Policy 3: In addition to providing further funding and guidance for universities and community colleges that support apprenticeship programs, the federal government should also facilitate and regulate new forms of short-form education, including bootcamp programs and certificates, that provide high-quality and affordable training options for strategic jobs.
- The Department of Education can set up an innovation fund dedicated to alternative higher education, with a particular eye towards cyber, information technology, and skilled trades. This creates a win-win situation: in addition to developing education providers that solve key job shortages, the Department of Education will be in a position to capture essential learnings about the efficacy of different forms of instruction and delivery, enabling them to innovate on a policy level at a much quicker pace.
- To ensure that funding is only provided to high-quality education providers, the Department of Education should reinstate the Gainful Employment Rule, which stipulated that any programs whose typical graduates’ debts exceeded 8 percent of their total income of 20 percent of their discretionary income would lose access to federal financial aid. While the specific amounts could be adjusted, the Gainful Employment Rule will help protect students from predatory practices while ensuring that federal funds are not wasted on high-cost programs.

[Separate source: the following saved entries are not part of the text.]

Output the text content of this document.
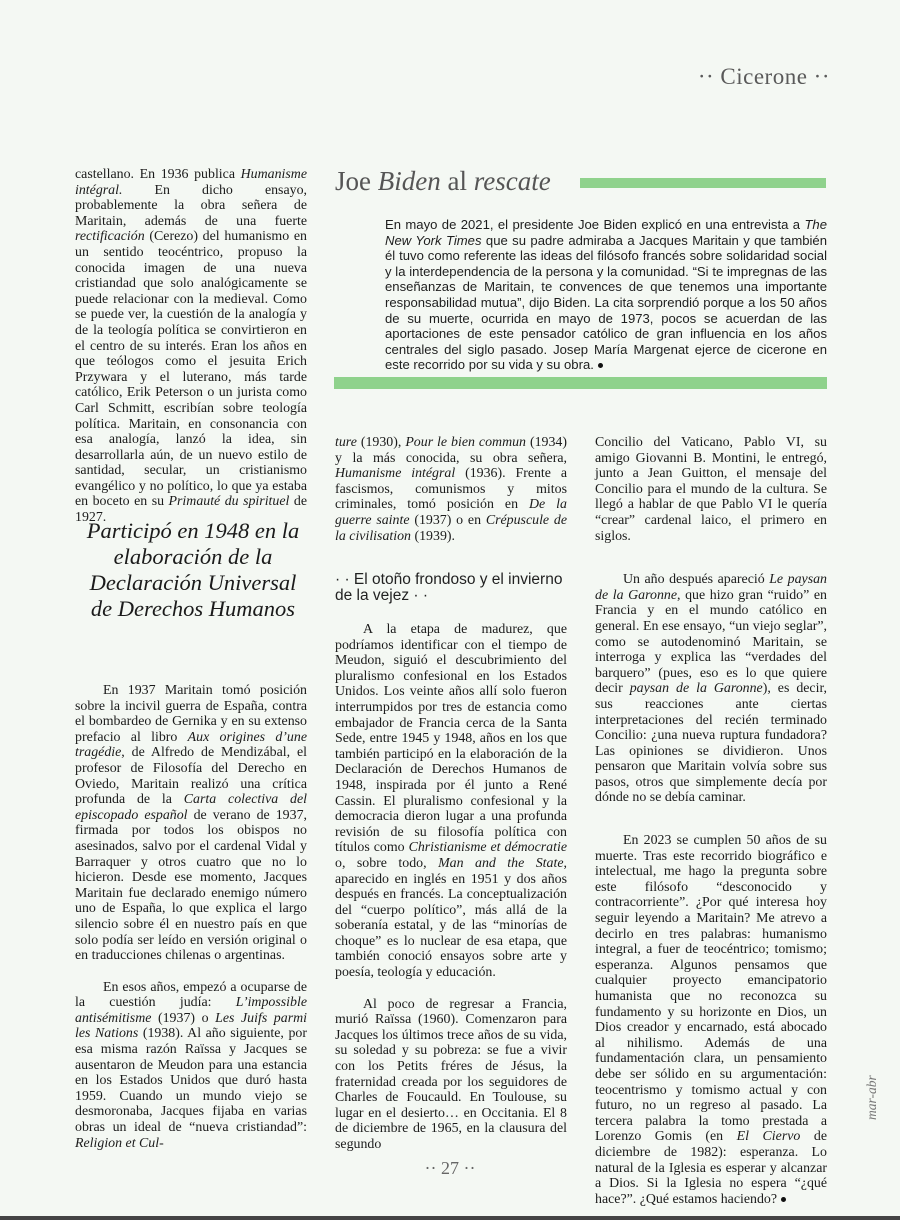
·· Cicerone ··

castellano. En 1936 publica Humanisme intégral. En dicho ensayo, probablemente la obra señera de Maritain, además de una fuerte rectificación (Cerezo) del humanismo en un sentido teocéntrico, propuso la conocida imagen de una nueva cristiandad que solo analógicamente se puede relacionar con la medieval. Como se puede ver, la cuestión de la analogía y de la teología política se convirtieron en el centro de su interés. Eran los años en que teólogos como el jesuita Erich Przywara y el luterano, más tarde católico, Erik Peterson o un jurista como Carl Schmitt, escribían sobre teología política. Maritain, en consonancia con esa analogía, lanzó la idea, sin desarrollarla aún, de un nuevo estilo de santidad, secular, un cristianismo evangélico y no político, lo que ya estaba en boceto en su Primauté du spirituel de 1927.

Participó en 1948 en la elaboración de la Declaración Universal de Derechos Humanos

En 1937 Maritain tomó posición sobre la incivil guerra de España, contra el bombardeo de Gernika y en su extenso prefacio al libro Aux origines d’une tragédie, de Alfredo de Mendizábal, el profesor de Filosofía del Derecho en Oviedo, Maritain realizó una crítica profunda de la Carta colectiva del episcopado español de verano de 1937, firmada por todos los obispos no asesinados, salvo por el cardenal Vidal y Barraquer y otros cuatro que no lo hicieron. Desde ese momento, Jacques Maritain fue declarado enemigo número uno de España, lo que explica el largo silencio sobre él en nuestro país en que solo podía ser leído en versión original o en traducciones chilenas o argentinas.

En esos años, empezó a ocuparse de la cuestión judía: L’impossible antisémitisme (1937) o Les Juifs parmi les Nations (1938). Al año siguiente, por esa misma razón Raïssa y Jacques se ausentaron de Meudon para una estancia en los Estados Unidos que duró hasta 1959. Cuando un mundo viejo se desmoronaba, Jacques fijaba en varias obras un ideal de “nueva cristiandad”: Religion et Cul-

Joe Biden al rescate
En mayo de 2021, el presidente Joe Biden explicó en una entrevista a The New York Times que su padre admiraba a Jacques Maritain y que también él tuvo como referente las ideas del filósofo francés sobre solidaridad social y la interdependencia de la persona y la comunidad. “Si te impregnas de las enseñanzas de Maritain, te convences de que tenemos una importante responsabilidad mutua”, dijo Biden. La cita sorprendió porque a los 50 años de su muerte, ocurrida en mayo de 1973, pocos se acuerdan de las aportaciones de este pensador católico de gran influencia en los años centrales del siglo pasado. Josep María Margenat ejerce de cicerone en este recorrido por su vida y su obra.

ture (1930), Pour le bien commun (1934) y la más conocida, su obra señera, Humanisme intégral (1936). Frente a fascismos, comunismos y mitos criminales, tomó posición en De la guerre sainte (1937) o en Crépuscule de la civilisation (1939).

· · El otoño frondoso y el invierno de la vejez · ·

A la etapa de madurez, que podríamos identificar con el tiempo de Meudon, siguió el descubrimiento del pluralismo confesional en los Estados Unidos. Los veinte años allí solo fueron interrumpidos por tres de estancia como embajador de Francia cerca de la Santa Sede, entre 1945 y 1948, años en los que también participó en la elaboración de la Declaración de Derechos Humanos de 1948, inspirada por él junto a René Cassin. El pluralismo confesional y la democracia dieron lugar a una profunda revisión de su filosofía política con títulos como Christianisme et démocratie o, sobre todo, Man and the State, aparecido en inglés en 1951 y dos años después en francés. La conceptualización del “cuerpo político”, más allá de la soberanía estatal, y de las “minorías de choque” es lo nuclear de esa etapa, que también conoció ensayos sobre arte y poesía, teología y educación.

Al poco de regresar a Francia, murió Raïssa (1960). Comenzaron para Jacques los últimos trece años de su vida, su soledad y su pobreza: se fue a vivir con los Petits fréres de Jésus, la fraternidad creada por los seguidores de Charles de Foucauld. En Toulouse, su lugar en el desierto… en Occitania. El 8 de diciembre de 1965, en la clausura del segundo

Concilio del Vaticano, Pablo VI, su amigo Giovanni B. Montini, le entregó, junto a Jean Guitton, el mensaje del Concilio para el mundo de la cultura. Se llegó a hablar de que Pablo VI le quería “crear” cardenal laico, el primero en siglos.

Un año después apareció Le paysan de la Garonne, que hizo gran “ruido” en Francia y en el mundo católico en general. En ese ensayo, “un viejo seglar”, como se autodenominó Maritain, se interroga y explica las “verdades del barquero” (pues, eso es lo que quiere decir paysan de la Garonne), es decir, sus reacciones ante ciertas interpretaciones del recién terminado Concilio: ¿una nueva ruptura fundadora? Las opiniones se dividieron. Unos pensaron que Maritain volvía sobre sus pasos, otros que simplemente decía por dónde no se debía caminar.

En 2023 se cumplen 50 años de su muerte. Tras este recorrido biográfico e intelectual, me hago la pregunta sobre este filósofo “desconocido y contracorriente”. ¿Por qué interesa hoy seguir leyendo a Maritain? Me atrevo a decirlo en tres palabras: humanismo integral, a fuer de teocéntrico; tomismo; esperanza. Algunos pensamos que cualquier proyecto emancipatorio humanista que no reconozca su fundamento y su horizonte en Dios, un Dios creador y encarnado, está abocado al nihilismo. Además de una fundamentación clara, un pensamiento debe ser sólido en su argumentación: teocentrismo y tomismo actual y con futuro, no un regreso al pasado. La tercera palabra la tomo prestada a Lorenzo Gomis (en El Ciervo de diciembre de 1982): esperanza. Lo natural de la Iglesia es esperar y alcanzar a Dios. Si la Iglesia no espera “¿qué hace?”. ¿Qué estamos haciendo?

mar-abr
·· 27 ··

- In addition, the federal government should require all alternative education providers to publish “outcomes reports” which detail graduation rates, job-finding rates, and average starting salaries. The Council on Integrity in Results Reporting (CIRR) has published a framework that is considered the gold standard in the coding bootcamp space. Similar to the new College Scorecard for Title IV institutions, the Department of Education should go one step further and mandate that all alternative education providers adopt a reporting structure for outcomes.
The rise of China, along with COVID-19 and domestic issues such as income inequality, are beginning to push America’s limits. While there is no silver bullet solution, a well-designed strategic jobs policy that focuses on roles of the future with national security implications – cyber, IT and software development, and skilled trades – can strengthen our economy, provide quality jobs, and protect American interests. The Biden administration would be wise to work with a growing bipartisan consensus on the intersection of defense and workforce development, providing hope and opportunity for a country desperate for both.